C'è spreco nei consumi?
«Ci sono degli usi che possono essere fatti con acqua di diversa qualità, noi cerchiamo di lavorare perché tutta l'acqua che immettiamo in rete arrivi tutta ai rubinetti. Certo ci sono dispersioni, investiamo in nuove opere: meno danni, meno sprechi. Ci occupiamo come consorzio anche di oltre 21.500 chilometri di reti fognarie. L'obiettivo è restituire acqua pulita all'ambiente e questa è la parte sconosciuta del nostro lavoro. Quando tutto funziona bene nessuno se ne accorge».
-Il 22 marzo sarà la Giornata mondiale dell'acqua, l'ha decisa l'Onu nel 1993 per celebrare l'acqua e aumentare la consapevolezza dei 2 miliardi di persone che oggi non ne hanno. L'obiettivo è fornire acqua e servizi igienici per tutti entro il 2030. Impossibile farcela. Ma ognuno di noi può fare qualcosa.
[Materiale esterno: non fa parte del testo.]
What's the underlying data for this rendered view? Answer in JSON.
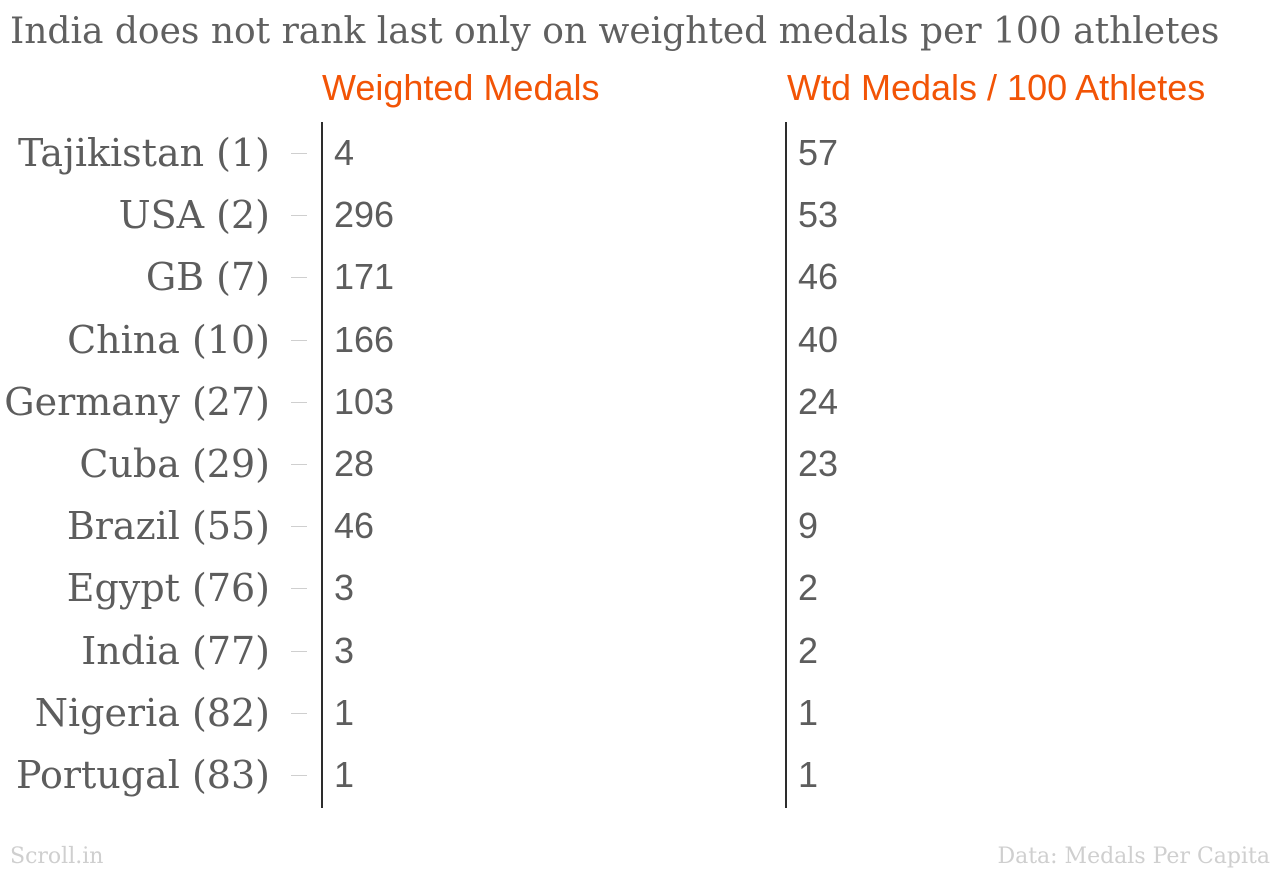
{
  "chart_data": {
    "type": "table",
    "title": "India does not rank last only on weighted medals per 100 athletes",
    "columns": [
      "Weighted Medals",
      "Wtd Medals / 100 Athletes"
    ],
    "rows": [
      {
        "label": "Tajikistan (1)",
        "weighted_medals": "4",
        "per_100": "57"
      },
      {
        "label": "USA (2)",
        "weighted_medals": "296",
        "per_100": "53"
      },
      {
        "label": "GB (7)",
        "weighted_medals": "171",
        "per_100": "46"
      },
      {
        "label": "China (10)",
        "weighted_medals": "166",
        "per_100": "40"
      },
      {
        "label": "Germany (27)",
        "weighted_medals": "103",
        "per_100": "24"
      },
      {
        "label": "Cuba (29)",
        "weighted_medals": "28",
        "per_100": "23"
      },
      {
        "label": "Brazil (55)",
        "weighted_medals": "46",
        "per_100": "9"
      },
      {
        "label": "Egypt (76)",
        "weighted_medals": "3",
        "per_100": "2"
      },
      {
        "label": "India (77)",
        "weighted_medals": "3",
        "per_100": "2"
      },
      {
        "label": "Nigeria (82)",
        "weighted_medals": "1",
        "per_100": "1"
      },
      {
        "label": "Portugal (83)",
        "weighted_medals": "1",
        "per_100": "1"
      }
    ],
    "colors": {
      "header": "#f25406",
      "text": "#5d5d5d",
      "axis": "#2d2d2d",
      "footer": "#cfcfcf"
    }
  },
  "footer": {
    "source_left": "Scroll.in",
    "source_right": "Data: Medals Per Capita"
  }
}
Quattro esempi: 1) usare acqua riciclata per innaffiare, in un anno una famiglia risparmia 6.000 litri d'acqua potabile; 2) lavarsi i denti a rubinetto chiuso, una famiglia di quattro persone risparmia 10.000 litri; 3) lavare le verdure lasciandole a mollo e poi risciacquarle velocemente, si risparmiano 4.500 litri; 4) lavatrice e lavastoviglie vanno usate sempre a pieno carico, altri 8.000 litri! Fate due conti: quasi 30 mila litri d'acqua all'anno risparmiati per famiglia. Sarebbe già un buon modo di guardare al futuro dei figli. Non guasta nemmeno uno sguardo alla bolletta.